Other issues related to isolation are the concerns about acceptance after release from prison, providing for food, shelter, and clothing after release, assault and potential greater sequelae of injury, and isolation from older “free” relatives and friends who themselves may be unable to travel to visit, etc. Some of these issues may benefit from mental health intervention, including group or peer counseling.

As for the older inmates with terminal Illnesses “dying with dignity” is more difficult to achieve in a prison. Caring for inmates with terminal illnesses may need to involve the use of a “hospice” inside the prison. Training and written policies must be developed to address the in-custody hospice dying inmate-patient, because a hospice inmate-patient may change in his or her ability to function physically and mentally, and may become less oriented and behave more inappropriately as the disease and deterioration progress.
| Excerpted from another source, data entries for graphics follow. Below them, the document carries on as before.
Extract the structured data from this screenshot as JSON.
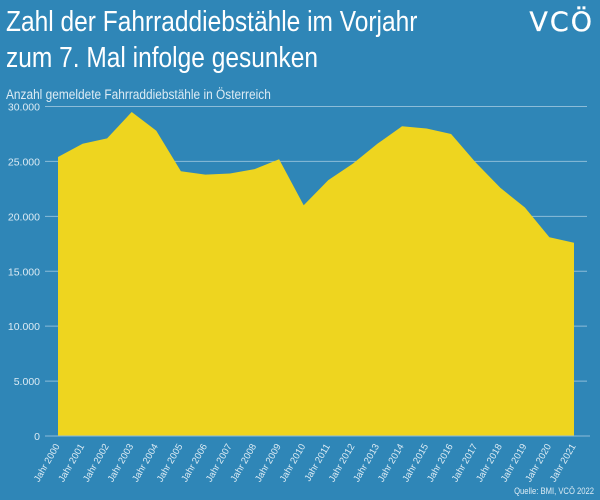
{
  "header": {
    "title_line1": "Zahl der Fahrraddiebstähle im Vorjahr",
    "title_line2": "zum 7. Mal infolge gesunken",
    "logo_text": "VCÖ"
  },
  "source": "Quelle: BMI, VCÖ 2022",
  "colors": {
    "background": "#2f86b7",
    "area": "#eed51f",
    "text": "#dcebf4"
  },
  "chart_data": {
    "type": "area",
    "title": "Zahl der Fahrraddiebstähle im Vorjahr zum 7. Mal infolge gesunken",
    "subtitle": "Anzahl gemeldete Fahrraddiebstähle in Österreich",
    "xlabel": "",
    "ylabel": "",
    "categories": [
      "Jahr 2000",
      "Jahr 2001",
      "Jahr 2002",
      "Jahr 2003",
      "Jahr 2004",
      "Jahr 2005",
      "Jahr 2006",
      "Jahr 2007",
      "Jahr 2008",
      "Jahr 2009",
      "Jahr 2010",
      "Jahr 2011",
      "Jahr 2012",
      "Jahr 2013",
      "Jahr 2014",
      "Jahr 2015",
      "Jahr 2016",
      "Jahr 2017",
      "Jahr 2018",
      "Jahr 2019",
      "Jahr 2020",
      "Jahr 2021"
    ],
    "values": [
      25400,
      26600,
      27100,
      29500,
      27800,
      24100,
      23800,
      23900,
      24300,
      25200,
      21000,
      23300,
      24800,
      26600,
      28200,
      28000,
      27500,
      24900,
      22600,
      20800,
      18100,
      17600
    ],
    "ylim": [
      0,
      30000
    ],
    "yticks": [
      0,
      5000,
      10000,
      15000,
      20000,
      25000,
      30000
    ],
    "ytick_labels": [
      "0",
      "5.000",
      "10.000",
      "15.000",
      "20.000",
      "25.000",
      "30.000"
    ],
    "grid": true,
    "legend": "none"
  }
}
It is worth noting that some facilities use inmate volunteers in such hospices who are familiar with basic health issues such as universal precautions, and mobility management. t has been reported that this innovation may reduce the dying inmate-patient’s (or his or her family’s) perception that “the prison isn’t doing enough.”

Finally, another approach is “compassionate release” which in addition to being, in selected, appropriate cases, the most suitable alternative, has a number of advantages, including cost-savings for the prison health care system itself.

For those who would like more detailed information about and discussion of this Behavioral Health Crisis, there are a number of publications that address these complicated and difficult issues. I have found the most thorough and up to date to be the 2012 book “Old Behind Bars: The Aging Prison Population in the United States.